CHAPTER 7

CINDY THOMAS WAS at her desk at 8 a.m.

The petite, curly-haired blonde wearing a rhinestone-studded hair band and loose-fitting clothes looked nothing like what she was—a tenacious investigative reporter, twice-published bestselling true-crime author, and leading writer on the San Francisco Chronicle ’s crime beat.

Cindy’s coffee mug was beside her right hand, her police scanner crackled on the windowsill, and her laptop was open. She was completely absorbed in her reading: the editorial page of a New York tabloid called the City News Flash . The top letter to the editor took up most of the screen—and it was making her sick.

The headline above the letter read, NEWS FLASH. “ I SAID. YOU DEAD. ”

The text read, “NOT a joke. I just stumbled upon the blood-soaked body of corrupt former San Francisco Homicide cop Warren Jacobi inside Golden Gate Park.”

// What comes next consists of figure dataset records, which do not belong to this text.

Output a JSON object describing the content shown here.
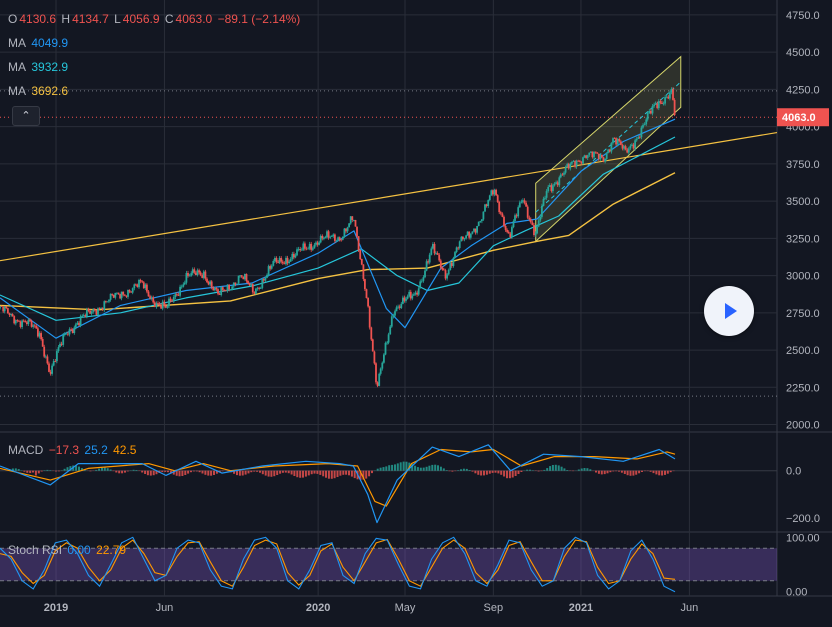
{
  "ohlc": {
    "o_label": "O",
    "o": "4130.6",
    "h_label": "H",
    "h": "4134.7",
    "l_label": "L",
    "l": "4056.9",
    "c_label": "C",
    "c": "4063.0",
    "change": "−89.1 (−2.14%)"
  },
  "ma_legend": [
    {
      "label": "MA",
      "value": "4049.9",
      "color": "#2196f3"
    },
    {
      "label": "MA",
      "value": "3932.9",
      "color": "#26c6da"
    },
    {
      "label": "MA",
      "value": "3692.6",
      "color": "#f5c242"
    }
  ],
  "price_badge": "4063.0",
  "macd_legend": {
    "label": "MACD",
    "v1": "−17.3",
    "v2": "25.2",
    "v3": "42.5"
  },
  "rsi_legend": {
    "label": "Stoch RSI",
    "v1": "0.00",
    "v2": "22.79"
  },
  "colors": {
    "background": "#131722",
    "grid": "#2a2e39",
    "up": "#26a69a",
    "down": "#ef5350",
    "ma_fast": "#2196f3",
    "ma_mid": "#26c6da",
    "ma_slow": "#f5c242",
    "trendline": "#f5c242",
    "channel": "#d4d46a",
    "macd": "#2196f3",
    "signal": "#ff9800",
    "rsi_k": "#2196f3",
    "rsi_d": "#ff9800",
    "rsi_band": "#7e57c2"
  },
  "icons": {
    "collapse": "chevron-up-icon",
    "play": "play-icon"
  },
  "chart_data": [
    {
      "type": "candlestick",
      "title": "",
      "ylim": [
        1950,
        4850
      ],
      "grid": true,
      "y_ticks": [
        "4750.0",
        "4500.0",
        "4250.0",
        "4000.0",
        "3750.0",
        "3500.0",
        "3250.0",
        "3000.0",
        "2750.0",
        "2500.0",
        "2250.0",
        "2000.0"
      ],
      "y_tick_values": [
        4750,
        4500,
        4250,
        4000,
        3750,
        3500,
        3250,
        3000,
        2750,
        2500,
        2250,
        2000
      ],
      "x_labels": [
        {
          "label": "2019",
          "date": "2019-01-01"
        },
        {
          "label": "Jun",
          "date": "2019-06-01"
        },
        {
          "label": "2020",
          "date": "2020-01-01"
        },
        {
          "label": "May",
          "date": "2020-05-01"
        },
        {
          "label": "Sep",
          "date": "2020-09-01"
        },
        {
          "label": "2021",
          "date": "2021-01-01"
        },
        {
          "label": "Jun",
          "date": "2021-06-01"
        }
      ],
      "x_range": [
        "2018-10-15",
        "2021-10-01"
      ],
      "close_series": {
        "dates": [
          "2018-10-15",
          "2018-11-01",
          "2018-11-20",
          "2018-12-10",
          "2018-12-24",
          "2019-01-15",
          "2019-02-01",
          "2019-03-01",
          "2019-04-01",
          "2019-05-01",
          "2019-05-20",
          "2019-06-03",
          "2019-07-01",
          "2019-07-26",
          "2019-08-15",
          "2019-09-15",
          "2019-10-03",
          "2019-11-01",
          "2019-12-01",
          "2020-01-02",
          "2020-01-31",
          "2020-02-19",
          "2020-03-09",
          "2020-03-23",
          "2020-04-15",
          "2020-05-15",
          "2020-06-08",
          "2020-06-26",
          "2020-07-15",
          "2020-08-15",
          "2020-09-02",
          "2020-09-23",
          "2020-10-12",
          "2020-10-30",
          "2020-11-15",
          "2020-12-10",
          "2021-01-08",
          "2021-02-01",
          "2021-02-15",
          "2021-03-04",
          "2021-03-25",
          "2021-04-15",
          "2021-05-07",
          "2021-05-12"
        ],
        "close": [
          2780,
          2720,
          2690,
          2600,
          2350,
          2620,
          2690,
          2790,
          2880,
          2940,
          2820,
          2770,
          2990,
          3020,
          2860,
          3000,
          2890,
          3080,
          3140,
          3240,
          3260,
          3380,
          2860,
          2230,
          2780,
          2870,
          3180,
          3010,
          3200,
          3380,
          3580,
          3250,
          3530,
          3270,
          3580,
          3700,
          3820,
          3780,
          3930,
          3820,
          3970,
          4150,
          4230,
          4063
        ]
      },
      "ma_fast": {
        "name": "MA",
        "value": 4049.9,
        "dates": [
          "2018-10-15",
          "2019-01-01",
          "2019-04-01",
          "2019-07-01",
          "2019-10-01",
          "2020-01-01",
          "2020-02-20",
          "2020-04-05",
          "2020-05-01",
          "2020-06-20",
          "2020-08-01",
          "2020-09-20",
          "2020-11-01",
          "2021-01-01",
          "2021-03-01",
          "2021-05-12"
        ],
        "values": [
          2850,
          2580,
          2800,
          2900,
          2950,
          3150,
          3300,
          2780,
          2650,
          3050,
          3200,
          3350,
          3380,
          3700,
          3900,
          4050
        ]
      },
      "ma_mid": {
        "name": "MA",
        "value": 3932.9,
        "dates": [
          "2018-10-15",
          "2019-01-01",
          "2019-04-01",
          "2019-07-01",
          "2019-10-01",
          "2020-01-01",
          "2020-03-01",
          "2020-04-20",
          "2020-06-01",
          "2020-07-15",
          "2020-09-01",
          "2020-10-15",
          "2020-12-01",
          "2021-02-01",
          "2021-05-12"
        ],
        "values": [
          2870,
          2700,
          2750,
          2850,
          2930,
          3050,
          3180,
          3000,
          2900,
          2950,
          3200,
          3300,
          3400,
          3680,
          3930
        ]
      },
      "ma_slow": {
        "name": "MA",
        "value": 3692.6,
        "dates": [
          "2018-10-15",
          "2019-03-01",
          "2019-09-01",
          "2020-01-01",
          "2020-03-10",
          "2020-06-01",
          "2020-09-01",
          "2020-11-01",
          "2020-12-15",
          "2021-02-15",
          "2021-05-12"
        ],
        "values": [
          2800,
          2770,
          2830,
          2980,
          3040,
          3050,
          3170,
          3230,
          3270,
          3480,
          3690
        ]
      },
      "trendline": {
        "dates": [
          "2018-10-15",
          "2021-10-01"
        ],
        "values": [
          3100,
          3960
        ]
      },
      "channel_upper": {
        "dates": [
          "2020-10-30",
          "2021-05-20"
        ],
        "values": [
          3620,
          4470
        ]
      },
      "channel_lower": {
        "dates": [
          "2020-10-30",
          "2021-05-20"
        ],
        "values": [
          3230,
          4130
        ]
      },
      "last_price_line": 4063.0,
      "low_line": 2191.0
    },
    {
      "type": "line",
      "title": "MACD",
      "ylim": [
        -260,
        160
      ],
      "y_ticks": [
        "0.0",
        "−200.0"
      ],
      "y_tick_values": [
        0,
        -200
      ],
      "macd": {
        "dates": [
          "2018-10-15",
          "2018-12-24",
          "2019-02-01",
          "2019-05-01",
          "2019-06-03",
          "2019-07-15",
          "2019-08-20",
          "2019-10-15",
          "2019-12-15",
          "2020-01-31",
          "2020-02-19",
          "2020-03-10",
          "2020-03-23",
          "2020-04-20",
          "2020-06-08",
          "2020-07-15",
          "2020-08-25",
          "2020-09-25",
          "2020-11-10",
          "2021-01-01",
          "2021-03-01",
          "2021-04-20",
          "2021-05-12"
        ],
        "values": [
          20,
          -60,
          30,
          30,
          -20,
          40,
          -10,
          20,
          40,
          30,
          20,
          -100,
          -220,
          -40,
          100,
          60,
          110,
          0,
          70,
          60,
          40,
          90,
          50
        ]
      },
      "signal": {
        "dates": [
          "2018-10-15",
          "2018-12-24",
          "2019-02-15",
          "2019-05-10",
          "2019-06-15",
          "2019-07-25",
          "2019-09-01",
          "2019-11-01",
          "2020-01-15",
          "2020-02-25",
          "2020-03-20",
          "2020-04-05",
          "2020-05-10",
          "2020-06-20",
          "2020-08-01",
          "2020-09-01",
          "2020-10-10",
          "2020-11-25",
          "2021-01-20",
          "2021-03-20",
          "2021-05-01",
          "2021-05-12"
        ],
        "values": [
          10,
          -40,
          10,
          30,
          0,
          30,
          0,
          20,
          30,
          20,
          -130,
          -150,
          30,
          90,
          80,
          90,
          20,
          60,
          60,
          50,
          80,
          70
        ]
      },
      "histogram": {
        "dates": [
          "2018-12-01",
          "2019-01-15",
          "2019-06-01",
          "2019-09-01",
          "2020-03-10",
          "2020-04-10",
          "2020-06-01",
          "2020-09-20",
          "2020-11-20",
          "2021-02-20",
          "2021-05-10"
        ],
        "values": [
          -40,
          30,
          -30,
          -20,
          -60,
          70,
          40,
          -50,
          35,
          -25,
          -20
        ]
      }
    },
    {
      "type": "line",
      "title": "Stoch RSI",
      "ylim": [
        -8,
        108
      ],
      "y_ticks": [
        "100.00",
        "0.00"
      ],
      "y_tick_values": [
        100,
        0
      ],
      "band": [
        20,
        80
      ],
      "k": {
        "values": [
          80,
          60,
          20,
          5,
          40,
          90,
          95,
          70,
          30,
          10,
          50,
          90,
          100,
          60,
          20,
          30,
          80,
          95,
          90,
          40,
          10,
          5,
          60,
          95,
          100,
          80,
          20,
          5,
          40,
          85,
          90,
          30,
          15,
          70,
          98,
          95,
          50,
          10,
          5,
          60,
          90,
          100,
          70,
          20,
          10,
          50,
          95,
          90,
          40,
          10,
          20,
          80,
          100,
          90,
          30,
          5,
          20,
          75,
          95,
          60,
          10,
          0
        ]
      },
      "d": {
        "values": [
          70,
          65,
          35,
          15,
          30,
          75,
          90,
          80,
          45,
          20,
          40,
          80,
          95,
          70,
          35,
          30,
          65,
          90,
          92,
          55,
          20,
          10,
          45,
          85,
          95,
          88,
          35,
          12,
          30,
          75,
          88,
          45,
          20,
          55,
          90,
          96,
          60,
          20,
          10,
          45,
          80,
          95,
          80,
          35,
          15,
          40,
          85,
          92,
          55,
          20,
          20,
          65,
          95,
          92,
          45,
          15,
          20,
          60,
          88,
          70,
          25,
          22.79
        ]
      }
    }
  ]
}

That sentence raised the hairs on the back of Cindy’s neck. What kind of crap is this? Warren Jacobi was not corrupt and he was not dead. She reread the letter, which claimed to be a first-person account of a passerby who had just come across Jacobi’s dead body, wrote it up, and sent it to the Flash. The second graf described the clothing Jacobi had been wearing as “a bird-watching outfit” and said that he’d been “knifed to death.” It went on to say that a matchbook with the message “I said. You dead” had been left nearby.

The author was “Anonymous,” and nowhere did the writer say that the crime or the victim’s name had been verified by law enforcement. But the last time Cindy spoke to Jacobi, he had told her that he was photographing birds, recording their signature songs. Bird-watching was his new hobby.

Oh, my God . Cindy clapped her hands over her eyes. This could not be true. No newspaper, not even a rag like the Flash, would print anything about a murder without a statement from the police. But there was no such confirmation. Nothing from Chief Clapper or Lieutenant Brady. She’d tried reaching her cop husband, but her call had gone straight to Richie’s voicemail. Had she missed a mention of it on the scanner? No. This crime hadn’t happened. No freaking way.

Cindy dropped her hands from her eyes and printed out the nightmare from the City News Flash letters to the editor.

Beyond her desk was a large window in her wall that looked out onto the newsroom. Her coworkers were all on deadline, working hard and fast on their columns and assignments. There were shouts across the floor to “Look at this,” the voices penetrating the glass.

She took the printout from the printer tray and read it again. The bombshell was time-stamped 9:15 a.m., East Coast time, today, so 6:15 a.m. local. A little less than two hours ago. If true, the writer had emailed his or her findings to that infamous New York City tabloid in the time it took a second hand to sweep around a clock’s dial.

Why had Anonymous sent this letter to the Flash ? To take credit? To win a bet? To get revenge? To get published? One thing was sure: Whoever wrote and sent that smut to the Flash knew something that she did not.